Hope it helps someone.

However, I am concerned about the gradients of the attention layer. I mean how does the masking operation affect them? Is this the right way? Or is there a more elegant way of achieving the same thing?

tom · August 2, 2017, 6:44pm

Hello Christos,

With

attentions = Variable(torch.randn(5,10).cuda())
max_len = attentions.size(1)
lengths = ((torch.arange(0,5)+5).long().cuda())

as an example, I think you can do this

cbaziotis:

        # create mask based on the sentence lengths
        mask = Variable(torch.ones(attentions.size())).cuda()
        for i, l in enumerate(lengths):  # skip the first sentence
            if l < max_len:
                mask[i, l:] = 0

faster if you do

idxes = torch.arange(0,max_len,out=torch.LongTensor(max_len)).unsqueeze(0).cuda() # some day, you'll be able to directly do this on cuda
mask = Variable((idxes<lengths.unsqueeze(1)).float())

(works on master / 0.2, you need to expand_as(attention) or so on 0.1.12)

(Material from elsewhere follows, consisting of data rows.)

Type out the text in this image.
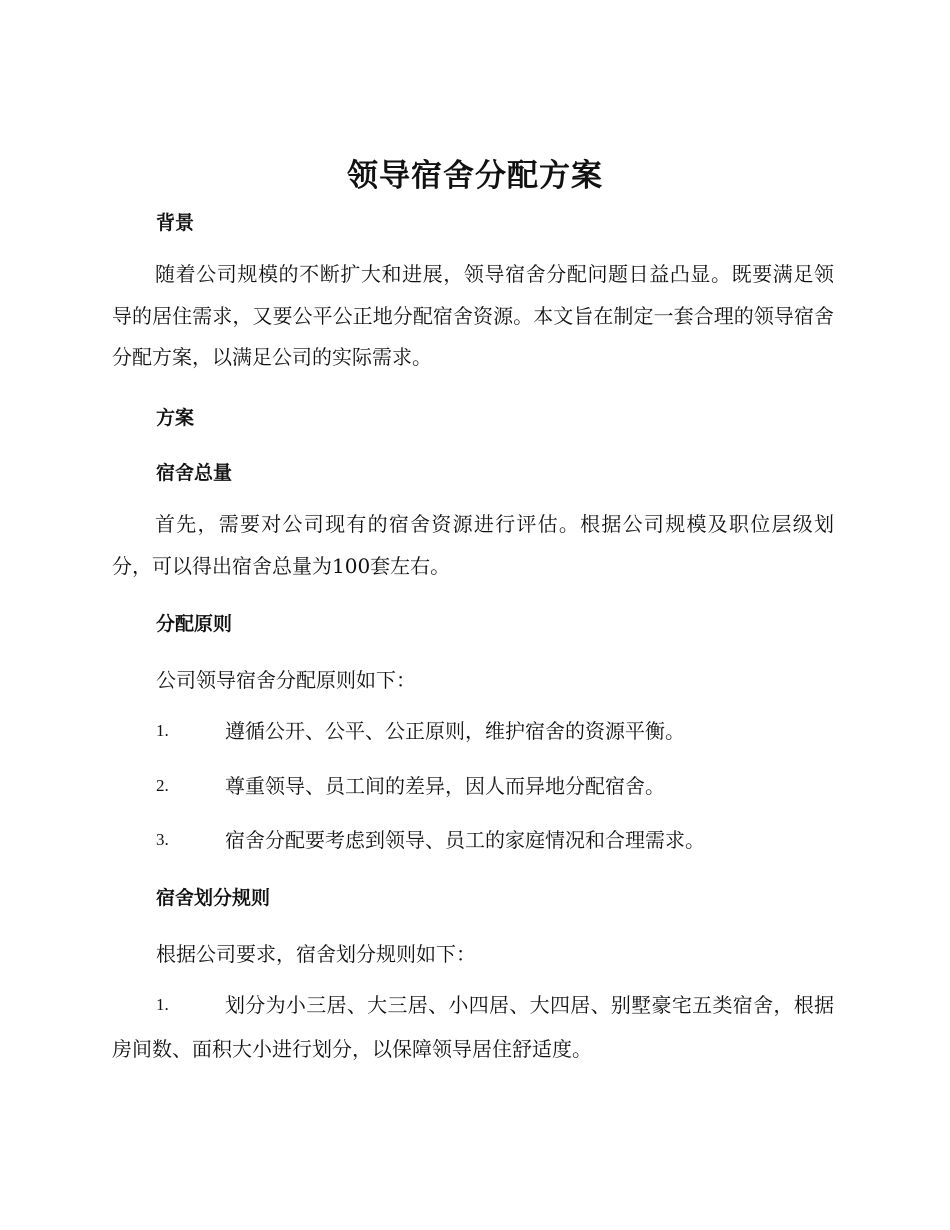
领导宿舍分配方案
背景
随着公司规模的不断扩大和进展，领导宿舍分配问题日益凸显。既要满足领导的居住需求，又要公平公正地分配宿舍资源。本文旨在制定一套合理的领导宿舍分配方案，以满足公司的实际需求。
方案
宿舍总量
首先，需要对公司现有的宿舍资源进行评估。根据公司规模及职位层级划分，可以得出宿舍总量为100套左右。
分配原则
公司领导宿舍分配原则如下：
1.	遵循公开、公平、公正原则，维护宿舍的资源平衡。
2.	尊重领导、员工间的差异，因人而异地分配宿舍。
3.	宿舍分配要考虑到领导、员工的家庭情况和合理需求。
宿舍划分规则
根据公司要求，宿舍划分规则如下：
1.	划分为小三居、大三居、小四居、大四居、别墅豪宅五类宿舍，根据房间数、面积大小进行划分，以保障领导居住舒适度。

If you multiply the output by 0 with the mask, this will propagate a gradient of 0 to attention. I think this is the right way in general, but I don’t have the expertise to say how best handle the end of the sequence…

Best regards

Thomas

lyan62 · April 18, 2018, 5:14pm

hi @cbaziotis, thanks for sharing,
for the final representation, can you point me to the related paper or material? thanks

cbaziotis · April 21, 2018, 5:32pm

@lyan62 I’ve used this attention mechanism, in the following paper: https://arxiv.org/abs/1804.06659. I will share the source code of our models in this repo https://github.com/cbaziotis/ntua-slp-semeval2018-task3 in a few days. In the meantime you can find my implementation of the simple self-attention mechanism here: https://gist.github.com/cbaziotis/94e53bdd6e4852756e0395560ff38aa4

yngtodd · May 2, 2018, 7:47pm

@cbaziotis, Can you explain a bit about the lengths parameter in forward()? I was looking through your gist https://gist.github.com/cbaziotis/94e53bdd6e4852756e0395560ff38aa4#file-selfattention-py-L31. It looks like that parameter is a Variable, but I am not sure where it comes from.

cbaziotis · May 7, 2018, 6:35pm

@yngtodd lengths is a list of integers, in which each number corresponds to the actual length of each sentence.

It is need in order to take into account the zero-padded timesteps. Only by knowing the length of each sentence we can properly calculate the attention weights. We want to assign weight only on the actual words. Without knowing the length, the zero padded words will be assigned a non-zero weight by the attention mechanism.

Elidor · December 11, 2020, 11:38am

Hi @cbaziotis, I have a little doubt about how the SelfAttention output should be used …
The representations.shape should be (batch_size, hidden_size) and attentions.shape should be (batch_size, max_len).
How should they be used inside an lstm? What exactly do these two variables represent to me?